The eye of Hurricane Irene is approaching Virginia Beach as I write.  Here in New York City, there’s an eerie calm.  So far, although it’s overcast, it’s barely raining. It’s literally the calm before the storm.

One of the most bizarre aspects of all this, in fact, is the uncertainty.  What will the storm really be like?  Will its strength diminish or increase after it hits landfall in the Carolinas and then heads back out to sea and towards NYC?  Will it swerve away or continue straight on its projected route, dead-on towards New York City?

However one regards such questions, Hurricane Irene is already a landmark event in the natural history of the city.  Parts of the city, including my neighborhood of St. George in Staten Island, have already been evacuated for the first time in the city’s history.

I’m staying in Jackson Heights, Queens.  A few hours ago, I went out to buy some groceries.  As predicted, the stores were packed with people buying everything off the shelves.  But there was a surreal air.  At the entrance, a guy was talking on a cellphone, saying in an amused voice that it was like the end of the world was coming in the store.  It was crowded, and nerves were definitely on edge (one of the first things I saw was two guys arguing over a loaf of bread), but there were no flesh-eating zombies or anything.  Stores are beginning to board up their windows, but there’s still an air of calm, with lots of people walking around shopping and lots of cars in the streets.

Last night there was an animation on TV that looked just like the computer graphic used by Al Gore to illustrate the impact of climate change in An Inconvenient Truth:

[youtube=http://www.youtube.com/watch?v=fRTsg_998eU]

This shocking image of submersion, with the implication of potential loss of life and certain loss of billions of dollars in storm-related damage, really underlines the folly of the present moment.

Take one example: I’ve been blogging recently about the Keystone XL Tar Sands pipeline, which is slated to open up one of the largest remaining unexploited troves of fossil fuels on the planet. Yesterday the State Department finalized an environmental review that found that the pipeline posed limited risks to the environment. There’s lots of controversy about this given the thin gauge of the pipeline and the history of accidents. Yet, even more glaring than this, is the absolute folly of arguing that the pipeline poses limited risks to the environment in a year in which environmental disasters, from droughts to floods to blizzards, have caused more damage in the U.S. than in any previous year on record. How ironic that a wing of the U.S. government should issue such a report just as a massive hurricane was barreling towards Washington, D.C.  One could hardly hope for a clearer image of the government and the political elite keeping its collective head in the sand.
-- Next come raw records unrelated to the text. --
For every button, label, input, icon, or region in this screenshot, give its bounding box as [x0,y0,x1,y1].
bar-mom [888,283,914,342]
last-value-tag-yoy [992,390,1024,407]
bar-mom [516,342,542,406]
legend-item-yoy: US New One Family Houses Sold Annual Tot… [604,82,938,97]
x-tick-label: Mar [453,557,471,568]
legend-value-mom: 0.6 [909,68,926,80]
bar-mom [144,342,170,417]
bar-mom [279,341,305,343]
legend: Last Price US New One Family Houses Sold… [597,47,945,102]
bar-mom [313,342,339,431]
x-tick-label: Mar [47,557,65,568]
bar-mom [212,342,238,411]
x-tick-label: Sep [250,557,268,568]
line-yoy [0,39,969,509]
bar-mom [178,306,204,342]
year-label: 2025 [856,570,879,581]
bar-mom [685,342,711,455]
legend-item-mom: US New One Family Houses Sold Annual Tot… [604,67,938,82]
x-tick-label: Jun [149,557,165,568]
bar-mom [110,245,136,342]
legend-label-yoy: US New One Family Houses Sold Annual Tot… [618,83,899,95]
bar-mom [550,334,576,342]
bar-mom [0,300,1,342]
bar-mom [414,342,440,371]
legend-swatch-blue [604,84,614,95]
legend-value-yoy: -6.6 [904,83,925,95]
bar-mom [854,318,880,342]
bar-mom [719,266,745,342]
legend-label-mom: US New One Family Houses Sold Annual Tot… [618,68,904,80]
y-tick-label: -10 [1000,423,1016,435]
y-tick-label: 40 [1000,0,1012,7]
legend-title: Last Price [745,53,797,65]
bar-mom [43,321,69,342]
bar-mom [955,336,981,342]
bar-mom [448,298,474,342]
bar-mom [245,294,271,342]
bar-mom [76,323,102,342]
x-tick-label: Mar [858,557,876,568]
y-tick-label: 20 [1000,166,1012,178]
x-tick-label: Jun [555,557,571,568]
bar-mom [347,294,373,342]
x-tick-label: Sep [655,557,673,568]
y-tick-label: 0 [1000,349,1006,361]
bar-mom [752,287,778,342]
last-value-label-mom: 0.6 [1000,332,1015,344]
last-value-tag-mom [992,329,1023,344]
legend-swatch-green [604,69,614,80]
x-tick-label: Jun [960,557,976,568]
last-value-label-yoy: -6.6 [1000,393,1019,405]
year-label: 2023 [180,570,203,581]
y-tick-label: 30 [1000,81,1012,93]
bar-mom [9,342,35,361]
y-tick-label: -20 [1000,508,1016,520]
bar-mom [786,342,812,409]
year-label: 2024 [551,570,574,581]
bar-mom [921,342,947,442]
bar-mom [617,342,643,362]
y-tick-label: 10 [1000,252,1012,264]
But is this really what they are doing?  There’s lots of money to be made from disasters, as Naomi Klein demonstrated so powerfully in The Shock Doctrine.  My friend Christian Parenti’s recent book Tropic of Chaos offers an unnerving series of snapshots of the ways in which elites in the U.S. and around the world are approaching climate chaos.

How this impacts the average person, including the denizens of New York City, on which Nature seems to have painted a giant bull’s eye, remains to be seen.